Capture Bowe's pub on Fleet Street Source: GoogleMaps

The plans involved more than doubling the size of Bowe’s pub from 142sqm to 336sqm as well as increasing the floor area of the Times Hostel premises beside 6 College Street. 

The council, however, has refused permission for the redevelopment citing an “unacceptable loss of historic fabric and legibility” under the proposed plans. 

The Irish Yeast Company is a protected structure limiting what alterations can be made to the structure. 

In its decision, the council said that the “removal of the rear return, construction of new extensions, breaches through party walls and demolition of internal wall” would have “an irreversibly detrimental and seriously injurious impact on the historic fabric, plan form, integrity and architectural character of this rare and important shop and residence.”

Ping.

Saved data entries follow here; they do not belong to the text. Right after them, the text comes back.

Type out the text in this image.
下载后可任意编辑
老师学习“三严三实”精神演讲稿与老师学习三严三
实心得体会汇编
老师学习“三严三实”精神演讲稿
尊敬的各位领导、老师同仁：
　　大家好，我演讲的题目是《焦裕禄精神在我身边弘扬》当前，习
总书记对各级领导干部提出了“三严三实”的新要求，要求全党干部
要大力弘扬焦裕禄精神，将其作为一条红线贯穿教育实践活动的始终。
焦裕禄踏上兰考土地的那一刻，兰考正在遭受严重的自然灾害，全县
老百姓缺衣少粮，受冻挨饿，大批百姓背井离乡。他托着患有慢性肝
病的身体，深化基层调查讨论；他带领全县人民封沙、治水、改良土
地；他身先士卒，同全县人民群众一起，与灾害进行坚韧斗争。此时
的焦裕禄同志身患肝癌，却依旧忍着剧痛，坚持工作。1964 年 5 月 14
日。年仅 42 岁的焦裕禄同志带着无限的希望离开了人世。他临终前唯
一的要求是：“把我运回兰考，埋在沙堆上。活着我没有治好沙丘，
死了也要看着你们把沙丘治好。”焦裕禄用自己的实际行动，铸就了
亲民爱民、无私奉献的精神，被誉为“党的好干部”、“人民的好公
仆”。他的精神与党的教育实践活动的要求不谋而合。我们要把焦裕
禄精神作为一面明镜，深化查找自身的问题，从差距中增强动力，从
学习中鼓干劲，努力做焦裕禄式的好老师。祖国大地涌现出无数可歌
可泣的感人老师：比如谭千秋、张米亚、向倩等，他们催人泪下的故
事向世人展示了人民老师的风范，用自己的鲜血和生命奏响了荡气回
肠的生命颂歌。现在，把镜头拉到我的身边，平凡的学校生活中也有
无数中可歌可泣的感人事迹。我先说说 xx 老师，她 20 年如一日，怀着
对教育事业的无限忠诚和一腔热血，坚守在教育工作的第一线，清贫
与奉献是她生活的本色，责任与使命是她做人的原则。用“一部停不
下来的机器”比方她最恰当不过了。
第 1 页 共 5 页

Aerial view of College Street and Fleet Street Source: GoogleMaps

“The proposal would seriously injure the special architectural and historic character and integrity.”

An Taisce, the National Trust, strongly objected to Capital’s proposals. In its submission to the council, it said that by joining both the Irish Yeast Company and Bowe’s the development would “diminish” these separate historic structures.